14/05/11

O exemplo equatoriano (1)

O povo português tem sido levado a acreditar que certas dependências e sujeições ao poder económico-financeiro são inevitáveis; que as soluções alternativas são irrealistas, impraticáveis ou mesmo pueris.

Nada mais falso. Iniciamos aqui a publicação duma série de resumos informativos destinados a contribuir para a reflexão sobre vias alternativas.

A nova Constituição equatoriana (2008)
O Equador aprovou em 2008 uma nova Constituição que apresenta aspectos radicalmente inovadores.

Entre as inovações dignas de nos deixarem verdes de inveja, destacamos os capítulos relativos à dívida pública e à protecção da natureza.

Para consultar mais documentação sobre o tema, ver CSI (em português) e CADTM (em francês).

A questão da dívida pública no direito constitucional equatoriano
A secção «Endividamento Público» reza assim:
Art.º 290 – O endividamento público ficará sujeito às seguintes regras:
1. Recorrer-se-á ao endividamento público apenas quando a receita fiscal e os recursos provenientes da cooperação internacional sejam insuficientes.
2. Velar-se-á que o endividamento público não afecte a soberania nacional, os direitos humanos e o bem-estar e preservação da natureza.
3. O endividamento público servirá exclusivamente para financiar programas e projectos de investimento de infraestruturas, ou capazes de gerarem reembolso. Só será permitido refinanciar a dívida pública externa quando as novas condições sejam mais vantajosas para o Equador.
4. Os acordos de renegociação não deverão conter nenhuma forma tácita ou expressa de anatocismo [=juros sobre juros, ou juros compostos] ou usura.
5. As dívidas declaradas ilegítimas por órgão competente serão impugnadas. Em caso de ilegalidade declarada, exercer-se-á o direito de indemnização [pelos prejuízos causados].
6. O direito de acção judicial contra actos de responsabilidade administrativa ou civil decorrentes da gestão da dívida pública nunca prescreve.
7. É interdita a «estatização» de dívidas privadas.
(...)
Art.º 291 – Os órgãos competentes, determinados pela Constituição e pela lei, realizarão análises financeiras, sociais e ambientais prévias do impacto dos projectos que impliquem endividamento público, a fim de determinar a viabilidade de financiamento. Estes órgãos realizarão o controle e a auditoria financeira, social e ambiental de cada fase do endividamento público externo e interno, tanto na fase de contrato como na de gestão e renegociação.
[tradução de Rui Viana Pereira; fonte: Constituição do Equador, versão de bolso, em castelhano]

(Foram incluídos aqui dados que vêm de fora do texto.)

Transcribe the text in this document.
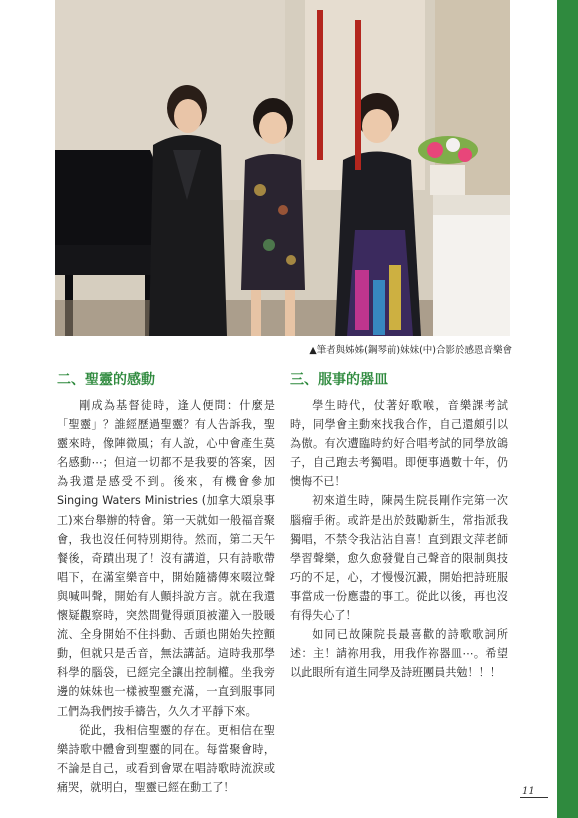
▲筆者與姊姊(鋼琴前)妹妹(中)合影於感恩音樂會
二、聖靈的感動

剛成為基督徒時，逢人便問：什麼是「聖靈」？誰經歷過聖靈？有人告訴我，聖靈來時，像陣微風；有人說，心中會產生莫名感動⋯；但這一切都不是我要的答案，因為我還是感受不到。後來，有機會參加 Singing Waters Ministries (加拿大頌泉事工)來台舉辦的特會。第一天就如一般福音聚會，我也沒任何特別期待。然而，第二天午餐後，奇蹟出現了！沒有講道，只有詩歌帶唱下，在滿室樂音中，開始隨禱傳來啜泣聲與喊叫聲，開始有人顫抖說方言。就在我還懷疑觀察時，突然間覺得頭頂被灌入一股暖流、全身開始不住抖動、舌頭也開始失控顫動，但就只是舌音，無法講話。這時我那學科學的腦袋，已經完全讓出控制權。坐我旁邊的妹妹也一樣被聖靈充滿，一直到服事同工們為我們按手禱告，久久才平靜下來。

從此，我相信聖靈的存在。更相信在聖樂詩歌中體會到聖靈的同在。每當聚會時，不論是自己，或看到會眾在唱詩歌時流淚或痛哭，就明白，聖靈已經在動工了！

三、服事的器皿

學生時代，仗著好歌喉，音樂課考試時，同學會主動來找我合作，自己還頗引以為傲。有次遭臨時約好合唱考試的同學放鴿子，自己跑去考獨唱。即便事過數十年，仍懊悔不已！

初來道生時，陳昺生院長剛作完第一次腦瘤手術。或許是出於鼓勵新生，常指派我獨唱，不禁令我沾沾自喜！直到跟文萍老師學習聲樂，愈久愈發覺自己聲音的限制與技巧的不足，心，才慢慢沉澱，開始把詩班服事當成一份應盡的事工。從此以後，再也沒有得失心了！

如同已故陳院長最喜歡的詩歌歌詞所述：主！請祢用我，用我作祢器皿⋯。希望以此眼所有道生同學及詩班團員共勉！！！

11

Brevemente publicaremos um artigo sobre o resultado prático da política equatoriana para a dívida externa.


A Natureza como sujeito de Direito na Constituição equatoriana
Na sua secção VII, a Constituição coloca a natureza como sujeito de direitos. É a primeira constituição na história mundial a adoptar esta abordagem, estabelecendo os seguintes princípios:

O meio ambiente é considerado como sujeito de Direito ao qual se devem subordinar as funções económicas e sociais.
A água, além de ser considerada um mero recurso natural, passa a ser vista como um «bem nacional de uso público» e «estratégico», «essencial para a vida humana».

O Direito da natureza inclui não só a sua preservação, mas também a sua restauração.